In contrast, there were the people of Sardis, to whom the Lord said, “I know your works, that you have a name that you are alive, but you are dead” (Revelation 3:1). These people had built a reputation, but their character did not come up to their reputation.

Seeking to build reputation without character leads to hypocrisy. This is what brought about the downfall of Ananias and Sapphira, who wanted the reputation of being as benevolent as others, but who were not as benevolent in character. So it was with the Pharisees and rulers of Jesus’ day, who “loved the praise of men more than the praise of God” (John 12:43). These were more concerned for reputation than for the kind of character that results in God’s praise.

Can this happen to us? Indeed! If we are not careful we will find ourselves just “playing church.” We go through all the motions that enable us to maintain our reputations, but our hearts may not be in it. What is coming forth is not action that is rooted in character.

When we are primarily concerned for reputation we will be very cautious when in the presence of others, but will throw off all caution when we are alone. But when we are people of genuine character, we are cautious at all times, seeking to be what we ought to be when no one will see or know. In fact, this is one of the true tests of character. Character looks to God for approval, while reputation looks to man.

Sacrificing Character For Reputation

There are those who will sacrifice character in order to maintain their reputations.

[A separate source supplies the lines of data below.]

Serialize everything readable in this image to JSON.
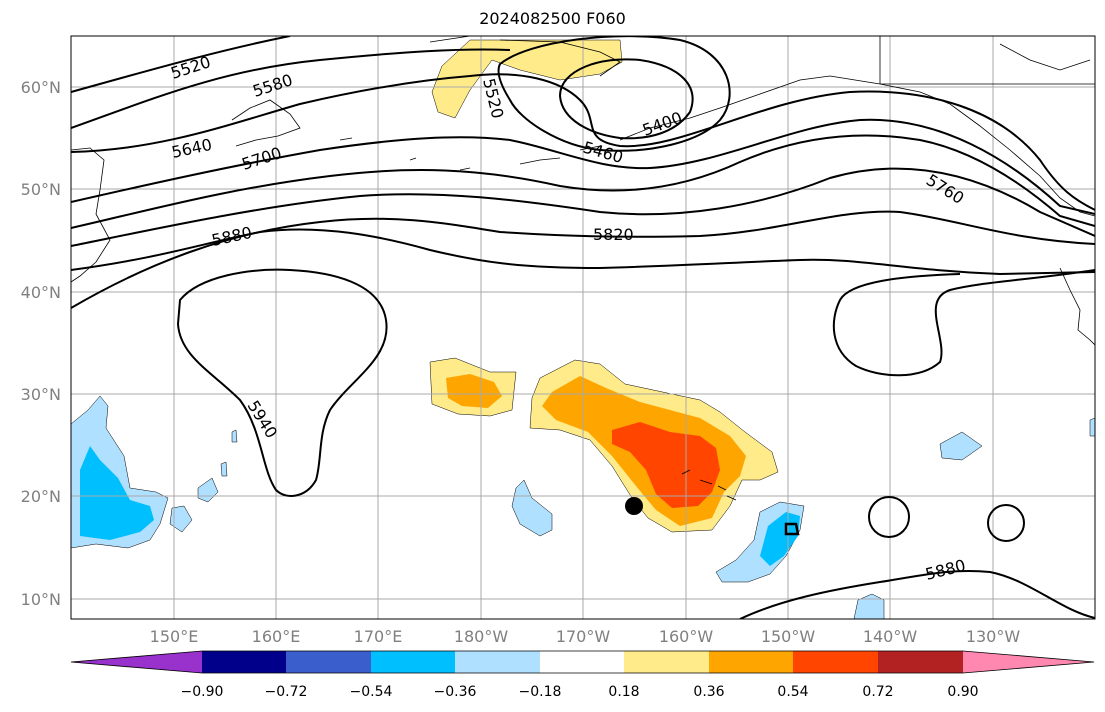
{
  "title": "2024082500 F060",
  "lat_labels": [
    "60°N",
    "50°N",
    "40°N",
    "30°N",
    "20°N",
    "10°N"
  ],
  "lon_labels": [
    "150°E",
    "160°E",
    "170°E",
    "180°W",
    "170°W",
    "160°W",
    "150°W",
    "140°W",
    "130°W"
  ],
  "colorbar": {
    "tick_labels": [
      "−0.90",
      "−0.72",
      "−0.54",
      "−0.36",
      "−0.18",
      "0.18",
      "0.36",
      "0.54",
      "0.72",
      "0.90"
    ],
    "colors": [
      "#9932cc",
      "#00008b",
      "#3a5fcd",
      "#00bfff",
      "#b0e0ff",
      "#ffffff",
      "#ffeb8a",
      "#ffa500",
      "#ff4500",
      "#b22222",
      "#ff88b0"
    ]
  },
  "contour_labels": [
    "5520",
    "5580",
    "5640",
    "5700",
    "5880",
    "5820",
    "5520",
    "5460",
    "5400",
    "5760",
    "5940",
    "5880"
  ],
  "colors": {
    "grid": "#a9a9a9",
    "contour": "#000000",
    "marker": "#000000"
  }
}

We are all too familiar with politicians who sacrifice convictions to do that which will get them elected. Unfortunately, many preachers and elders have done the same to maintain their position in the brotherhood. Not so with those of true character. Such people Will remain true in character, whatever the consequences. The words of Frederick Faber come to mind:

Our fathers, chained in prisons dark,

Were still in heart and conscience free.

They might have been chained in prisons dark, they might have been “made the filth of the world, the offscouring of all things” (1 Corinthians 4:13), but they refused to sacrifice character. Like them, we must have character that is not for sale, that will accept damaged reputation rather than compromise character.

Character Prepares For Judgment

It is not reputation that prepares us for judgment, but character combined with doing God’s will (Matthew 7:21–23). There no doubt will be many surprises when the Lord in the judgment “will both bring to light the hidden things of darkness and reveal the counsels of the hearts” of certain ones who have deceived us (1 Corinthians 4:5). Their reputation within the brotherhood will not suffice.

Let us not neglect our reputation—it is valuable—but let us make sure that our reputation is rooted in character. Away with hypocrisy! Away with seeking to please men! Build character! This is the way that pleases God and brings us into good reputation with right thinking people.